Fellow: William Jiang

Mentors: Emma Turetsky & Justin Hiemstra

Fellowship Dates: 5/19/25 to 8/8/25

Background

The Pelican Platform is an open-source software platform designed to create data federations by unifying diverse data repositories (e.g. POSIX filesystems, S3) under a single architecture. It is used primarily as a service to accelerate data transfer for HTCondor jobs, which can run on the same data distributed across the globe. It differs from the Globus project, whose main goal is to facilitate peer-to-peer data transfer, and it thus lacks the means to plug into cluster scheduling frameworks like HTCondor.

Project Description

Project Scope

  • Support all Pelican commands (GET, PUT, LS, STAT, DELETE) against Globus endpoints
  • Set up integration testbed (ITB) and write HTCondor script to do integration testing and system profiling

Project Challenge

  • Globus expertise vacuum: no one at CHTC had in-depth knowledge of Globus including its APIs, authentication system, or infrastructure. The developer who last worked on the integration project and had done the authentication piece left prior to my arrival, thus I needed to become the sole expert on Globus
  • C++ systems development: while I knew of such C++ primitives as threads, smart pointers, lifetimes, and so on from course materials and self-studying, using them in practice was challenging
  • Integration with existing infrastructure: in particular, Pelican is an existing software package with its own intricacies, and in order to integrate with Globus, I needed to also become familiar with the whole Pelican system (which was more straightforward because of available help)

Project Vision

The vision of the project was to have a fully functional Globus integration, which users could use to set up their own Pelican origins that can read and write directly to Globus endpoints. From these origins, researchers that desire to do computation on data backed by a Globus endpoint can do so directly, rather than transferring to an object store served by a Pelican origin first.

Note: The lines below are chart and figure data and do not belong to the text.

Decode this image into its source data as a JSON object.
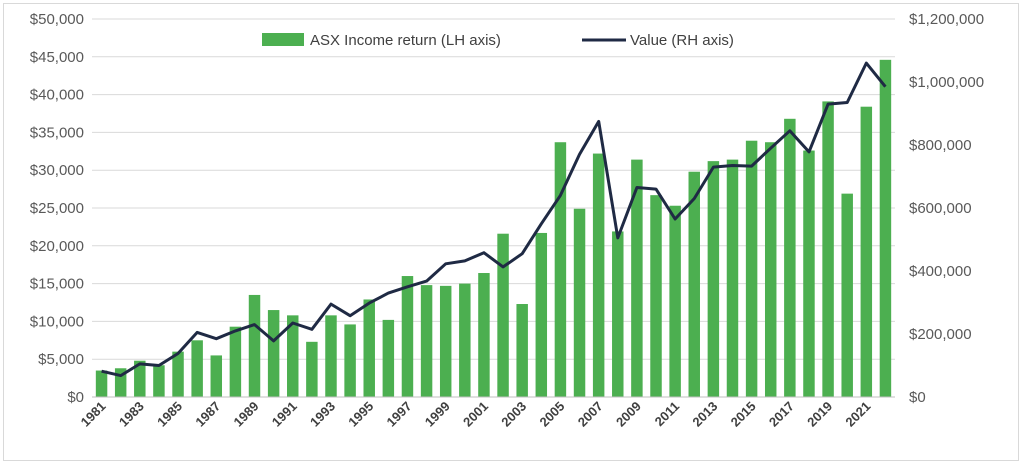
{
  "chart_data": {
    "type": "bar",
    "categories": [
      "1981",
      "1982",
      "1983",
      "1984",
      "1985",
      "1986",
      "1987",
      "1988",
      "1989",
      "1990",
      "1991",
      "1992",
      "1993",
      "1994",
      "1995",
      "1996",
      "1997",
      "1998",
      "1999",
      "2000",
      "2001",
      "2002",
      "2003",
      "2004",
      "2005",
      "2006",
      "2007",
      "2008",
      "2009",
      "2010",
      "2011",
      "2012",
      "2013",
      "2014",
      "2015",
      "2016",
      "2017",
      "2018",
      "2019",
      "2020",
      "2021",
      "2022"
    ],
    "x_tick_labels": [
      "1981",
      "1983",
      "1985",
      "1987",
      "1989",
      "1991",
      "1993",
      "1995",
      "1997",
      "1999",
      "2001",
      "2003",
      "2005",
      "2007",
      "2009",
      "2011",
      "2013",
      "2015",
      "2017",
      "2019",
      "2021"
    ],
    "series": [
      {
        "name": "ASX Income return (LH axis)",
        "type": "bar",
        "axis": "left",
        "color": "#4caf50",
        "values": [
          3500,
          3800,
          4800,
          4200,
          6000,
          7500,
          5500,
          9300,
          13500,
          11500,
          10800,
          7300,
          10800,
          9600,
          12900,
          10200,
          16000,
          14800,
          14700,
          15000,
          16400,
          21600,
          12300,
          21700,
          33700,
          24900,
          32200,
          21900,
          31400,
          26700,
          25300,
          29800,
          31200,
          31400,
          33900,
          33700,
          36800,
          32600,
          39100,
          26900,
          38400,
          44600
        ]
      },
      {
        "name": "Value (RH axis)",
        "type": "line",
        "axis": "right",
        "color": "#1f2a44",
        "values": [
          82000,
          68000,
          105000,
          100000,
          138000,
          205000,
          185000,
          210000,
          230000,
          178000,
          235000,
          215000,
          295000,
          258000,
          298000,
          330000,
          350000,
          368000,
          423000,
          432000,
          458000,
          413000,
          455000,
          550000,
          640000,
          770000,
          875000,
          505000,
          665000,
          660000,
          565000,
          630000,
          730000,
          735000,
          733000,
          790000,
          845000,
          778000,
          930000,
          935000,
          1060000,
          985000
        ]
      }
    ],
    "y_left": {
      "min": 0,
      "max": 50000,
      "ticks": [
        "$0",
        "$5,000",
        "$10,000",
        "$15,000",
        "$20,000",
        "$25,000",
        "$30,000",
        "$35,000",
        "$40,000",
        "$45,000",
        "$50,000"
      ]
    },
    "y_right": {
      "min": 0,
      "max": 1200000,
      "ticks": [
        "$0",
        "$200,000",
        "$400,000",
        "$600,000",
        "$800,000",
        "$1,000,000",
        "$1,200,000"
      ]
    },
    "grid": true,
    "legend_position": "top-center",
    "title": "",
    "xlabel": "",
    "ylabel": ""
  }
}
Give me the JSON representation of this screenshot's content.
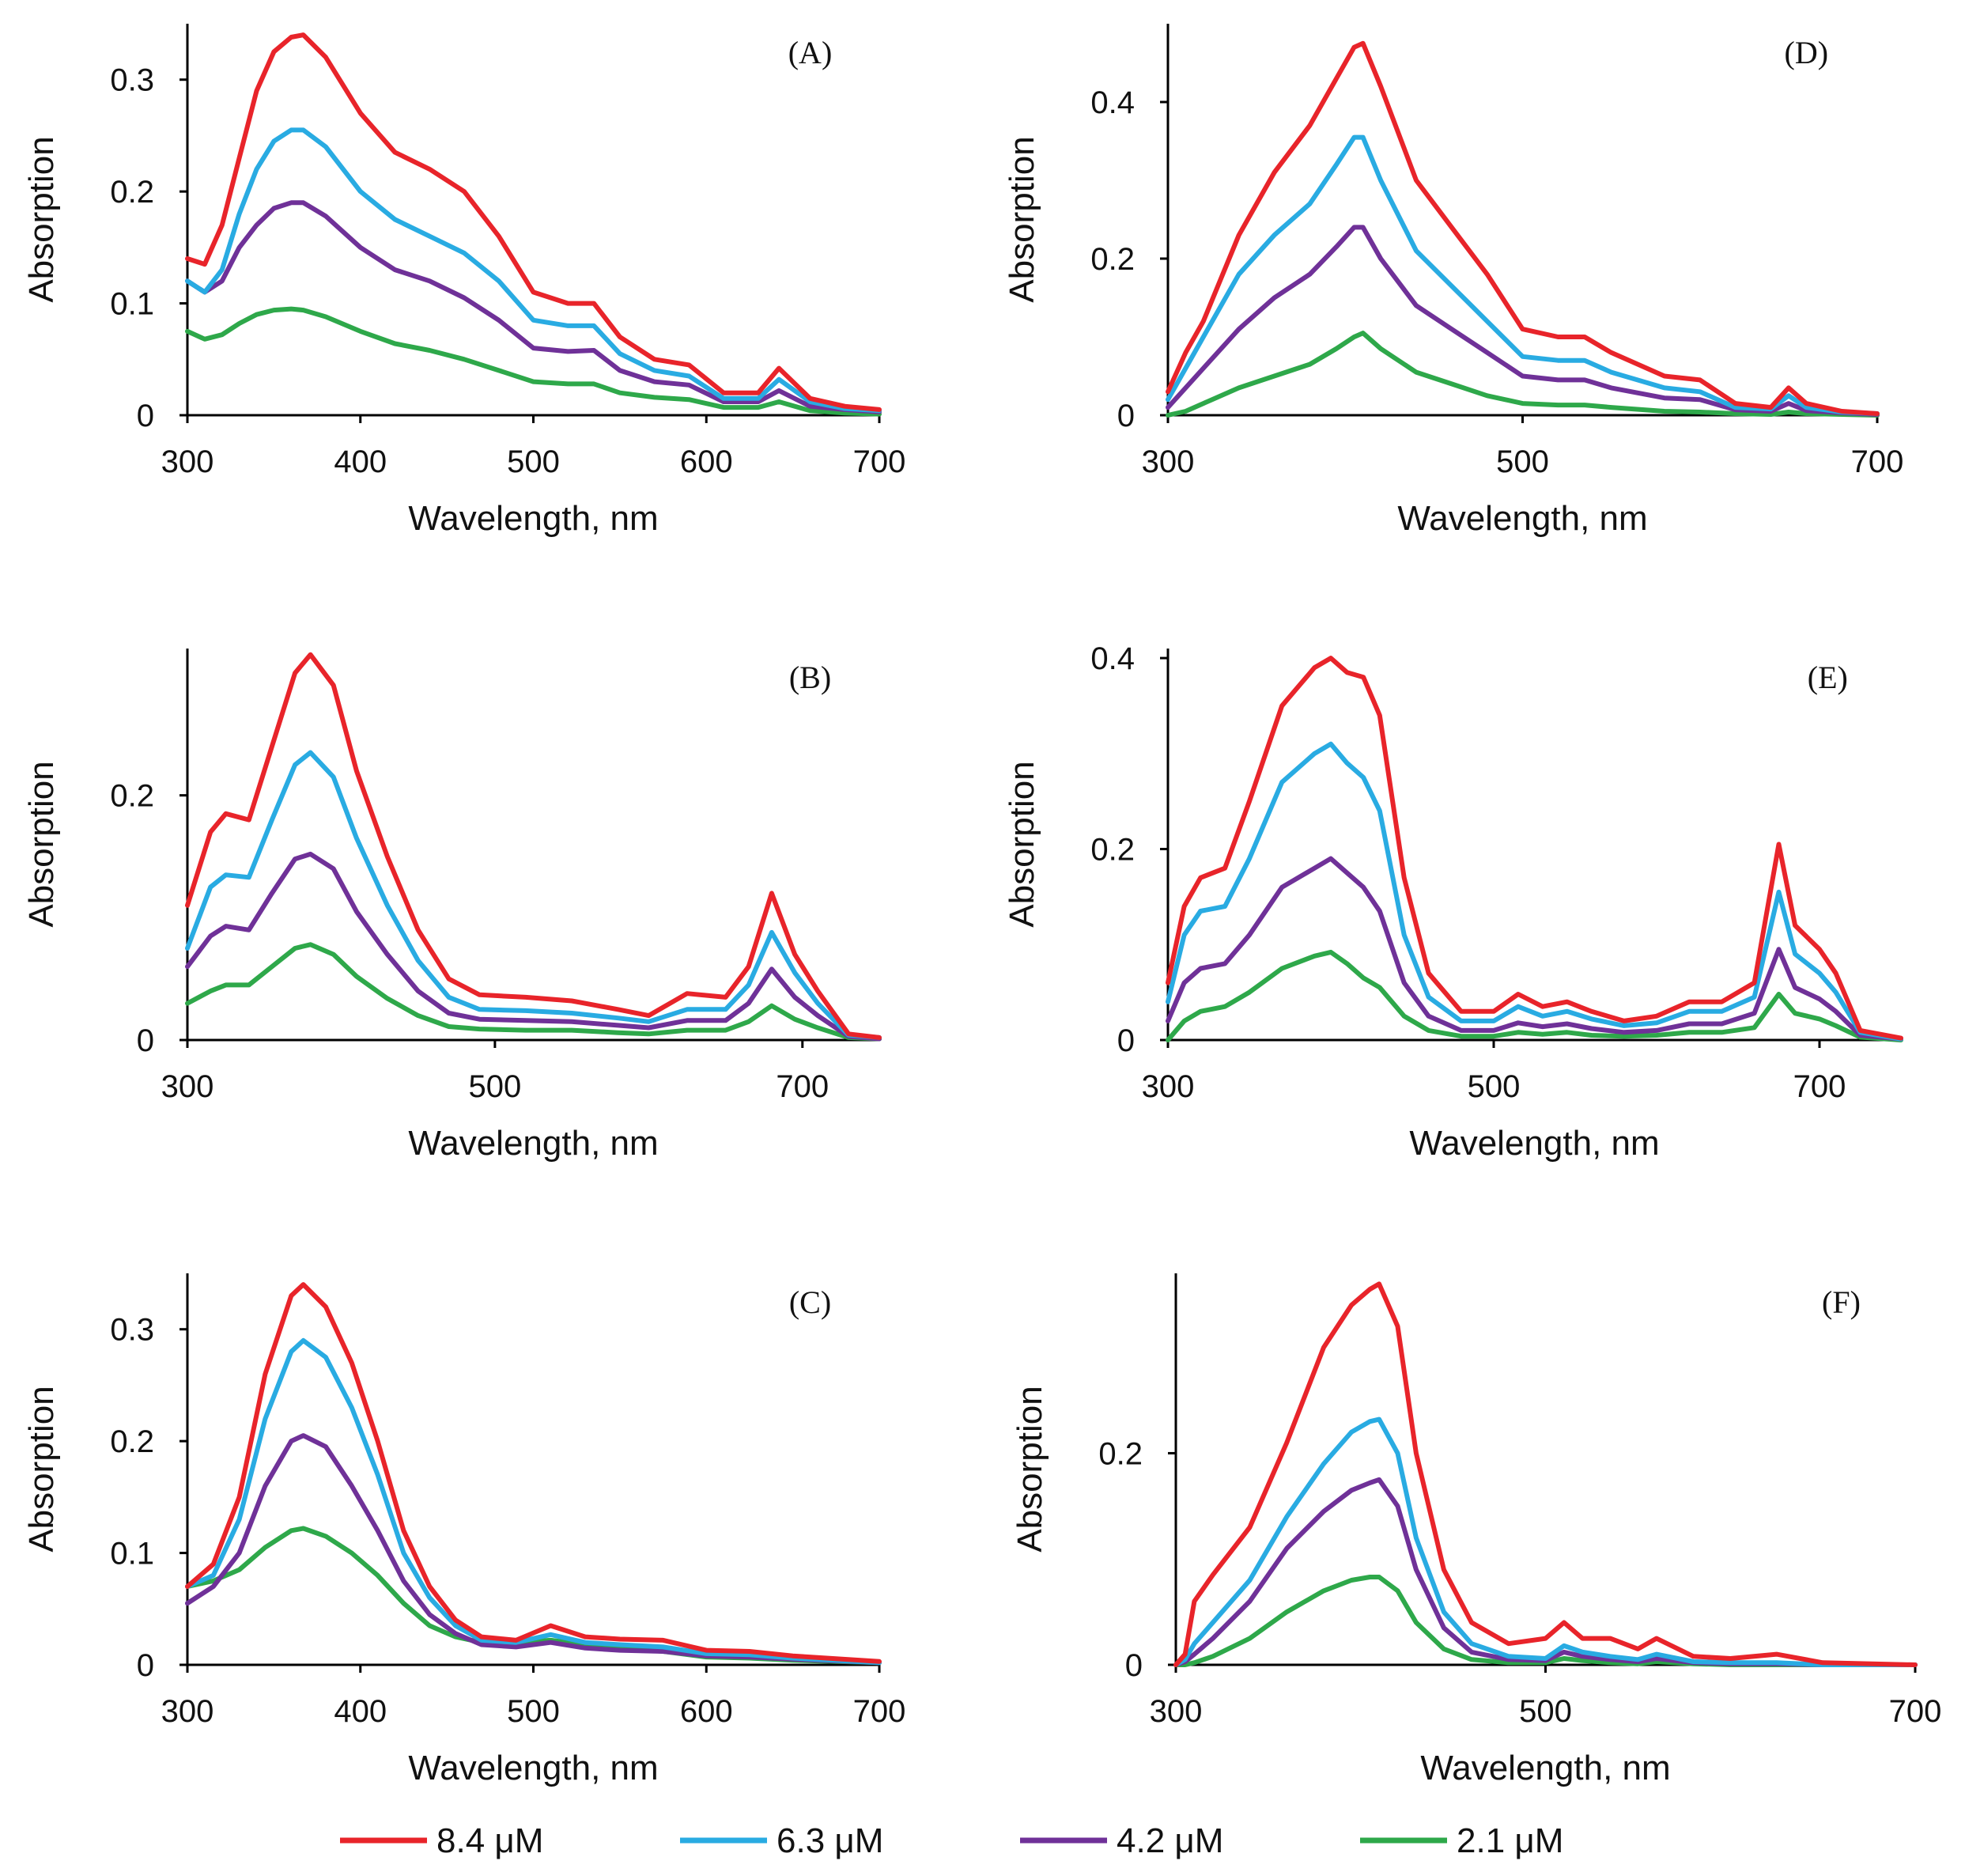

Additionally, the project team identified a need within Pelican to automate large scale integration testing, simply because no such infrastructure existed prior to my project. So questions like “what happens if there are a large number of simultaneous reads and writes to the same Globus endpoint”, or “how does Pelican behave under stress” are unanswerable. The hope is that with such infrastructure operationalized, the Pelican team can detect more issues that arise with scale prior to shipping to users.

Project Deliverables

  • A complete implementation of the Globus integration, in particular support for all five aforementioned Pelican commands against Pelican origins configured to serve Globus endpoints
  • An ITB consisting of a pre-configured Pelican origin with a dedicated Globus collection and endpoint for internal testing
  • A testing script for stress and integration testing against the ITB

Project Outcome

I was able to implement all previously enumerated Pelican commands, set up the ITB, and write a testing script. In addition, I documented nearly everything I learned over the course of the fellowship for knowledge transfer and posterity.

Shortcomings and Limitations

  • Configuring the Pelican origin to interface with Globus requires some duplicative set up for the XRootD layer. Ideally this XRootD set up would be automatically configured on origin start up, but I didn’t have time to figure it out and implement it. The steps to implement this are well-trodden though, and should be straightforward for any current Pelican developer to do
  • Running the testing script is not tied to any sort of automatic/recurring process like pull requests or commits to neither the Pelican nor XRootD plugin repositories, so it has limited utility for detecting regressions and performance issues

Recommendations for Next Phase of Project

  1. Automate XRootD config and integration test running as previously mentioned
  2. After determining that the new development is stable, work with interested parties for some beta testing
  3. Release to the public!

Lessons Learned

  1. It pays to understand all pieces of software deeply so that when issues arise, you know where to look first to troubleshoot. Additionally, learning systems is the most transferable skill out of any hard skill like actual programming or knowing some obscure piece of tech, so it is good to practice doing so.
  2. You can’t have technical discussions with others or communicate your work without being precise with your language. Otherwise you will disagree about very basic things and it is impossible to have any discussion period.